The Environmental Protection Agency alleged in April that Global Partners, at 1 Clark Road in South Portland, violated its license by emitting more volatile organic compounds than allowed. Krysteana Scribner / The Forecaster

SOUTH PORTLAND — Residents will meet July 18 to air concerns about how fumes from a Clark Road tank farm have affected their quality of life.

Neighbors of Global Partners LP are expected to discuss everything from health concerns to financial distress and fears about environmental damage linked to Global and its emission of volatile organic compounds from heated tanks that store asphalt and residual No. 6 fuel oil.

According to the U.S. Environmental Protection Agency, the Massachusetts-based petroleum storage company’s 10-tank facility has exceeded its VOC emissions cap for several years. The allegations were made public March 25, when the EPA announced a consent agreement with Global Partners.

Under terms of that deal, the company, which denies the government’s allegations, must reduce emissions, pay a $40,000 fine and invest $150,000 in a program to replace or upgrade wood stoves in Cumberland County.

On June 10, the Maine Department of Environmental Protection placed six air quality monitors at locations in the city, City Manager Scott Morelli said. The devices will sample air quality in one 24-hour period each week over several months. The results will be analyzed and tested for more than 50 types of air pollutants.

But some city residents remain dissatisfied with the response from government agencies.


“Until recently, there really hasn’t been a channel set up for people to convey their concern and distress around the situation,” said Roberta Zuckerman, a coordinator for Protect South Portlandwhich is hosting next week’s discussion at the Brickhill Community Room, 80 Brickhill Ave., from 5:30-7:30 p.m. “It’s really important we give these folks a space to speak.” 

Several city residents who live near the tanks have complained of frequent nausea, sore throats, fatigue and headaches that are often triggered late at night or early in the morning, when residents claim odor from the tank farm is most pungent. 

According to the EPA’s website, VOCs can have short- and long-term negative health effects, with concentrations up to 10 times higher indoors than outdoors.
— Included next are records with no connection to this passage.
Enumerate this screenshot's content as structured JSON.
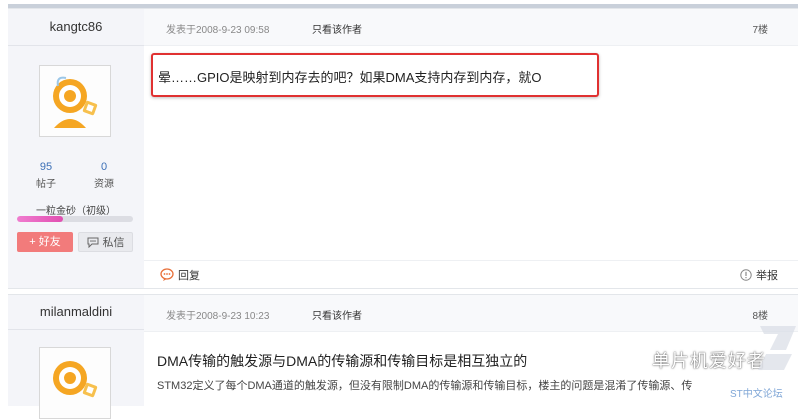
{
  "posts": [
    {
      "username": "kangtc86",
      "stats": {
        "posts_count": "95",
        "posts_label": "帖子",
        "resources_count": "0",
        "resources_label": "资源"
      },
      "rank": "一粒金砂（初级）",
      "progress": 0.4,
      "friend_button": "+ 好友",
      "message_button": "私信",
      "date": "发表于2008-9-23 09:58",
      "only_author": "只看该作者",
      "floor": "7楼",
      "content": "晕……GPIO是映射到内存去的吧？如果DMA支持内存到内存，就O",
      "reply": "回复",
      "report": "举报"
    },
    {
      "username": "milanmaldini",
      "date": "发表于2008-9-23 10:23",
      "only_author": "只看该作者",
      "floor": "8楼",
      "title": "DMA传输的触发源与DMA的传输源和传输目标是相互独立的",
      "content": "STM32定义了每个DMA通道的触发源，但没有限制DMA的传输源和传输目标，楼主的问题是混淆了传输源、传"
    }
  ],
  "watermark": {
    "text": "单片机爱好者",
    "sub": "ST中文论坛"
  },
  "colors": {
    "highlight_border": "#e03131",
    "friend_button": "#f27b7b",
    "progress": "#e14fb1",
    "link": "#3b6fb6"
  }
}
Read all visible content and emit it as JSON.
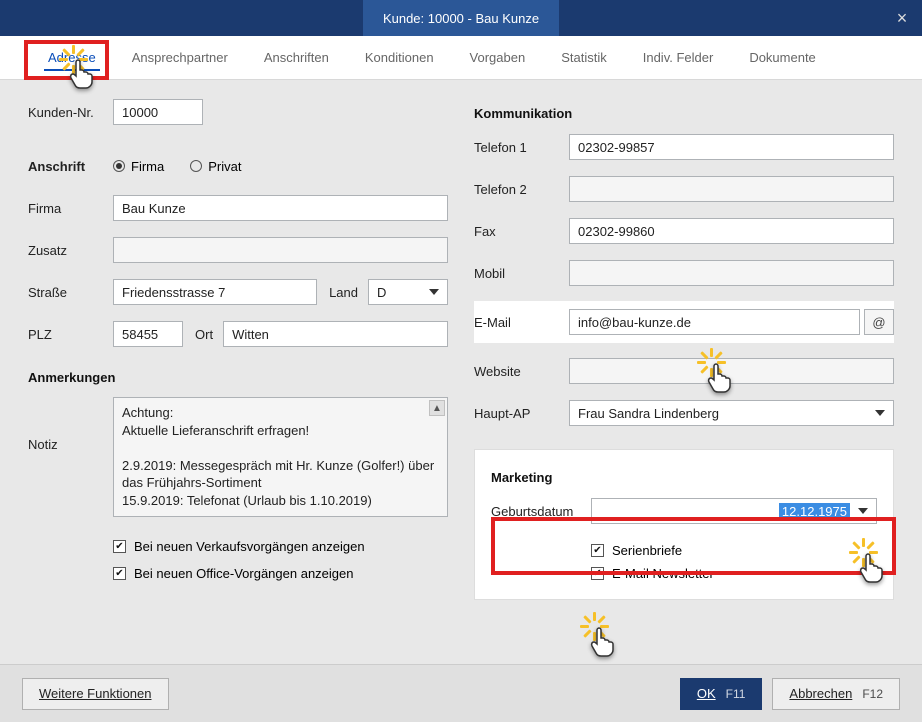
{
  "title": "Kunde: 10000 - Bau Kunze",
  "tabs": {
    "items": [
      "Adresse",
      "Ansprechpartner",
      "Anschriften",
      "Konditionen",
      "Vorgaben",
      "Statistik",
      "Indiv. Felder",
      "Dokumente"
    ],
    "active_index": 0
  },
  "left": {
    "kundenNr": {
      "label": "Kunden-Nr.",
      "value": "10000"
    },
    "anschrift": {
      "label": "Anschrift",
      "firma": "Firma",
      "privat": "Privat",
      "selected": "firma"
    },
    "firma": {
      "label": "Firma",
      "value": "Bau Kunze"
    },
    "zusatz": {
      "label": "Zusatz",
      "value": ""
    },
    "strasse": {
      "label": "Straße",
      "value": "Friedensstrasse 7"
    },
    "land": {
      "label": "Land",
      "value": "D"
    },
    "plz": {
      "label": "PLZ",
      "value": "58455"
    },
    "ort": {
      "label": "Ort",
      "value": "Witten"
    },
    "anmerkungen": {
      "heading": "Anmerkungen"
    },
    "notiz": {
      "label": "Notiz",
      "value": "Achtung:\nAktuelle Lieferanschrift erfragen!\n\n2.9.2019: Messegespräch mit Hr. Kunze (Golfer!) über das Frühjahrs-Sortiment\n15.9.2019: Telefonat (Urlaub bis 1.10.2019)"
    },
    "chk1": {
      "label": "Bei neuen Verkaufsvorgängen anzeigen",
      "checked": true
    },
    "chk2": {
      "label": "Bei neuen Office-Vorgängen anzeigen",
      "checked": true
    }
  },
  "right": {
    "kommunikationHeading": "Kommunikation",
    "telefon1": {
      "label": "Telefon 1",
      "value": "02302-99857"
    },
    "telefon2": {
      "label": "Telefon 2",
      "value": ""
    },
    "fax": {
      "label": "Fax",
      "value": "02302-99860"
    },
    "mobil": {
      "label": "Mobil",
      "value": ""
    },
    "email": {
      "label": "E-Mail",
      "value": "info@bau-kunze.de"
    },
    "website": {
      "label": "Website",
      "value": ""
    },
    "hauptAp": {
      "label": "Haupt-AP",
      "value": "Frau Sandra Lindenberg"
    },
    "marketing": {
      "heading": "Marketing",
      "geburtsdatum": {
        "label": "Geburtsdatum",
        "value": "12.12.1975"
      },
      "serienbriefe": {
        "label": "Serienbriefe",
        "checked": true
      },
      "newsletter": {
        "label": "E-Mail Newsletter",
        "checked": true
      }
    }
  },
  "footer": {
    "weitere": "Weitere Funktionen",
    "ok": "OK",
    "ok_sc": "F11",
    "abbrechen": "Abbrechen",
    "abbrechen_sc": "F12"
  }
}
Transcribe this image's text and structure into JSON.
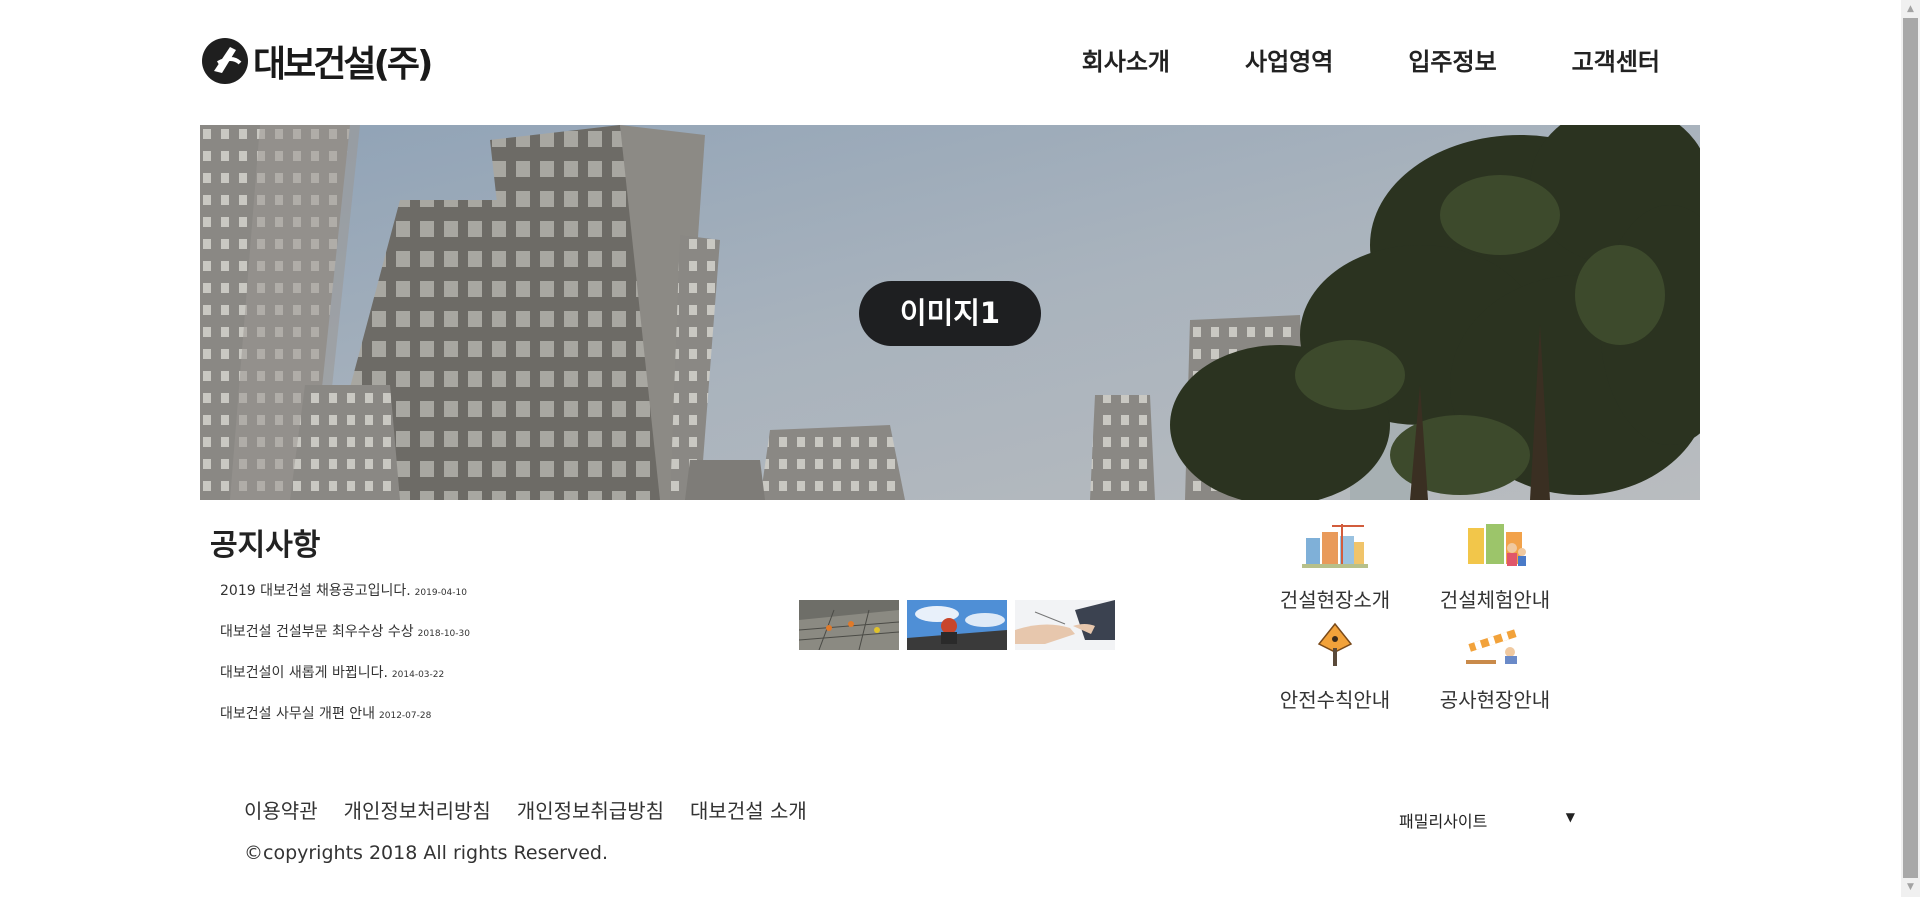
{
  "header": {
    "logo_text": "대보건설(주)",
    "nav": [
      "회사소개",
      "사업영역",
      "입주정보",
      "고객센터"
    ]
  },
  "hero": {
    "label": "이미지1"
  },
  "notice": {
    "title": "공지사항",
    "items": [
      {
        "text": "2019 대보건설 채용공고입니다.",
        "date": "2019-04-10"
      },
      {
        "text": "대보건설 건설부문 최우수상 수상",
        "date": "2018-10-30"
      },
      {
        "text": "대보건설이 새롭게 바뀝니다.",
        "date": "2014-03-22"
      },
      {
        "text": "대보건설 사무실 개편 안내",
        "date": "2012-07-28"
      }
    ]
  },
  "quick_menu": [
    {
      "label": "건설현장소개",
      "icon": "construction-site-icon"
    },
    {
      "label": "건설체험안내",
      "icon": "family-experience-icon"
    },
    {
      "label": "안전수칙안내",
      "icon": "safety-sign-icon"
    },
    {
      "label": "공사현장안내",
      "icon": "road-work-icon"
    }
  ],
  "footer": {
    "links": [
      "이용약관",
      "개인정보처리방침",
      "개인정보취급방침",
      "대보건설 소개"
    ],
    "copyright": "©copyrights 2018 All rights Reserved.",
    "family_site": "패밀리사이트",
    "family_arrow": "▼"
  },
  "scrollbar": {
    "up": "▲",
    "down": "▼"
  }
}
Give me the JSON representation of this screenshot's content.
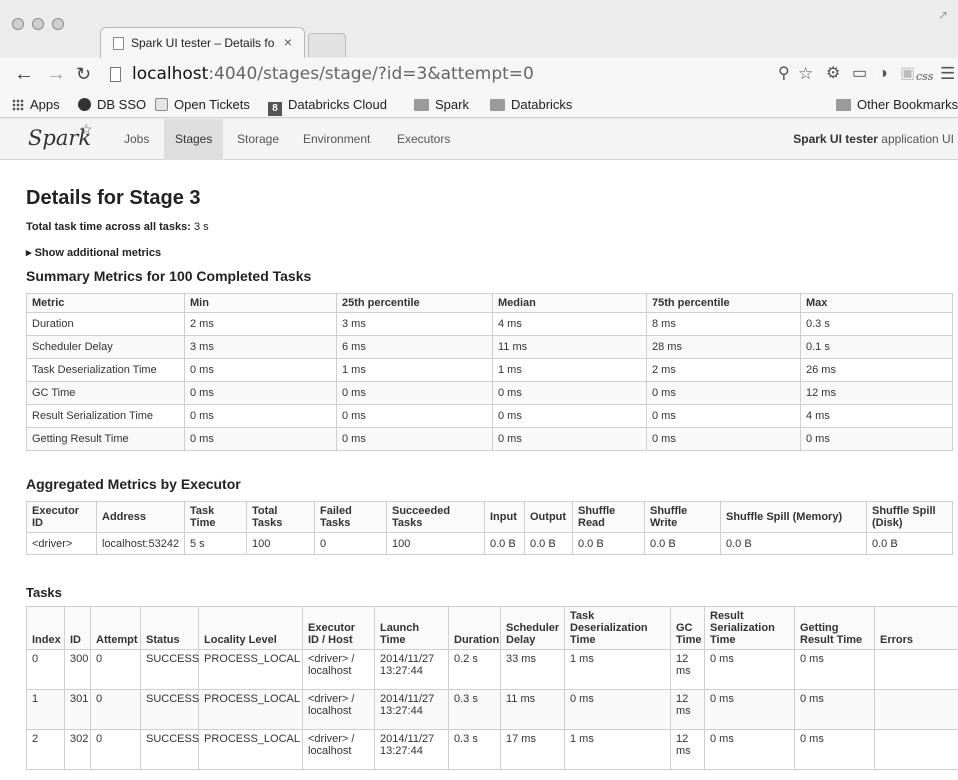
{
  "browser": {
    "tab_title": "Spark UI tester – Details fo",
    "tab_close": "×",
    "url_host": "localhost",
    "url_rest": ":4040/stages/stage/?id=3&attempt=0",
    "css_label": "css"
  },
  "bookmarks": [
    {
      "label": "Apps",
      "icon": "apps-grid-icon"
    },
    {
      "label": "DB SSO",
      "icon": "db-sso-icon"
    },
    {
      "label": "Open Tickets",
      "icon": "open-tickets-icon"
    },
    {
      "label": "Databricks Cloud",
      "icon": "databricks-icon"
    },
    {
      "label": "Spark",
      "icon": "folder-icon"
    },
    {
      "label": "Databricks",
      "icon": "folder-icon"
    }
  ],
  "other_bookmarks": "Other Bookmarks",
  "spark_nav": {
    "logo": "Spark",
    "items": [
      "Jobs",
      "Stages",
      "Storage",
      "Environment",
      "Executors"
    ],
    "active": "Stages",
    "app_name": "Spark UI tester",
    "app_suffix": " application UI"
  },
  "page": {
    "title": "Details for Stage 3",
    "total_time_label": "Total task time across all tasks:",
    "total_time_value": "3 s",
    "show_metrics": "▸ Show additional metrics"
  },
  "summary": {
    "title": "Summary Metrics for 100 Completed Tasks",
    "columns": [
      "Metric",
      "Min",
      "25th percentile",
      "Median",
      "75th percentile",
      "Max"
    ],
    "rows": [
      [
        "Duration",
        "2 ms",
        "3 ms",
        "4 ms",
        "8 ms",
        "0.3 s"
      ],
      [
        "Scheduler Delay",
        "3 ms",
        "6 ms",
        "11 ms",
        "28 ms",
        "0.1 s"
      ],
      [
        "Task Deserialization Time",
        "0 ms",
        "1 ms",
        "1 ms",
        "2 ms",
        "26 ms"
      ],
      [
        "GC Time",
        "0 ms",
        "0 ms",
        "0 ms",
        "0 ms",
        "12 ms"
      ],
      [
        "Result Serialization Time",
        "0 ms",
        "0 ms",
        "0 ms",
        "0 ms",
        "4 ms"
      ],
      [
        "Getting Result Time",
        "0 ms",
        "0 ms",
        "0 ms",
        "0 ms",
        "0 ms"
      ]
    ]
  },
  "aggregated": {
    "title": "Aggregated Metrics by Executor",
    "columns": [
      "Executor ID",
      "Address",
      "Task Time",
      "Total Tasks",
      "Failed Tasks",
      "Succeeded Tasks",
      "Input",
      "Output",
      "Shuffle Read",
      "Shuffle Write",
      "Shuffle Spill (Memory)",
      "Shuffle Spill (Disk)"
    ],
    "rows": [
      [
        "<driver>",
        "localhost:53242",
        "5 s",
        "100",
        "0",
        "100",
        "0.0 B",
        "0.0 B",
        "0.0 B",
        "0.0 B",
        "0.0 B",
        "0.0 B"
      ]
    ]
  },
  "tasks": {
    "title": "Tasks",
    "columns": [
      "Index",
      "ID",
      "Attempt",
      "Status",
      "Locality Level",
      "Executor ID / Host",
      "Launch Time",
      "Duration",
      "Scheduler Delay",
      "Task Deserialization Time",
      "GC Time",
      "Result Serialization Time",
      "Getting Result Time",
      "Errors"
    ],
    "rows": [
      [
        "0",
        "300",
        "0",
        "SUCCESS",
        "PROCESS_LOCAL",
        "<driver> / localhost",
        "2014/11/27 13:27:44",
        "0.2 s",
        "33 ms",
        "1 ms",
        "12 ms",
        "0 ms",
        "0 ms",
        ""
      ],
      [
        "1",
        "301",
        "0",
        "SUCCESS",
        "PROCESS_LOCAL",
        "<driver> / localhost",
        "2014/11/27 13:27:44",
        "0.3 s",
        "11 ms",
        "0 ms",
        "12 ms",
        "0 ms",
        "0 ms",
        ""
      ],
      [
        "2",
        "302",
        "0",
        "SUCCESS",
        "PROCESS_LOCAL",
        "<driver> / localhost",
        "2014/11/27 13:27:44",
        "0.3 s",
        "17 ms",
        "1 ms",
        "12 ms",
        "0 ms",
        "0 ms",
        ""
      ]
    ]
  }
}
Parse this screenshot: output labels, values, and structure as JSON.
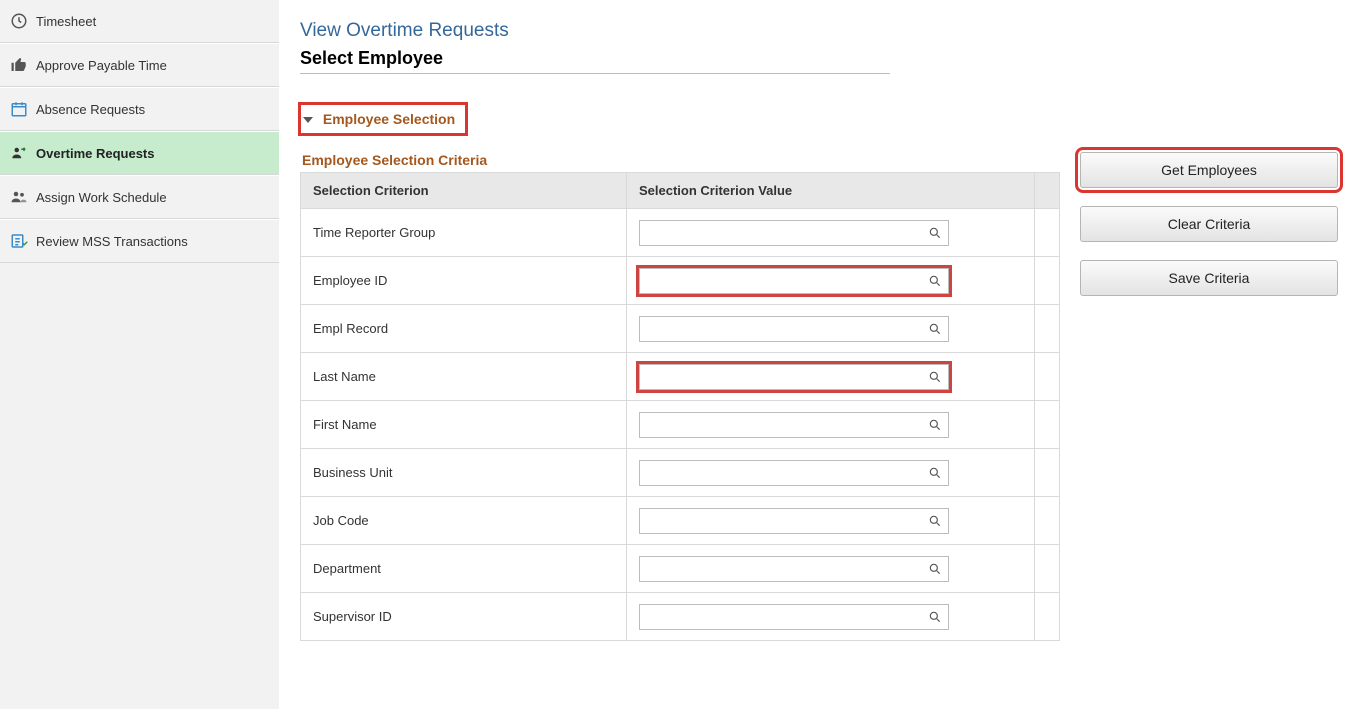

Adverse health effects may include headaches, nausea, eye irritation, dizziness, kidney damage, and in some cases, various types of cancer.

Maria Gonzalez, a single, working mother who has been renting an apartment on Lincoln Street since April, said the odor can be so pervasive that closing the windows of her home doesn’t always help. 

Gonzalez said affordable housing is difficult to find and, after having recently moved, she isn’t certain she can afford do so again in the near future.

“I didn’t realize this was an issue until I moved here, and I wasn’t told by my landlord,” she said. “I worry about my son, because I know how the smell affects me and I don’t want it to affect him the same way. I’m not planning to live here long term, but I’m frustrated. I feel stuck. I wasn’t planning on moving so soon.” 


Pamela Cragin, who lives and works in the city, said she used to bicycle to her job for years before the odor became overbearing. She believes the problem isn’t unique to Global, and that residents have likely been breathing in high levels of toxins from other industrial companies, too.

“We trusted in an industry. We trusted the government to keep us safe and we trusted the Maine DEP,” she said. “My hope is that residents will be protected from breathing (volatile organic compounds) from the oil industry. My hope is that this meeting will help us come together.” 

Ted Reiner said living on Turner Island off Elm Street puts him in close proximity to the tanks. When the wind blows, he said, it’s no different than being right on their doorstep. 

“I wonder about my own health, but I wonder more about the plants,” he said, noting that many trees in his yard that sit close to the water are dying and losing their lush, green color. “It’s not definitive, but my neighbors’ trees are failing to thrive also.” 

Reiner said he and other residents also believe Global has been venting fumes late at night, when people are less likely to notice. He said he’s concerned residents are getting the maximum dose of VOCs before a public safety crisis would be triggered.

“The benefit of the doubt should be with the people, not the company,” Reiner said. “This meeting is about raising public awareness. We worry for kids that are already breathing substandard air.” 

Zuckerman said Protect South Portland’s philosophy is that individual people alone don’t have the same kind of impact as when they come together as a group.

It’s really just going to be a beginning meeting to meet one another and talk,” she said about the July 18 gathering. “We don’t know where it will go from there.”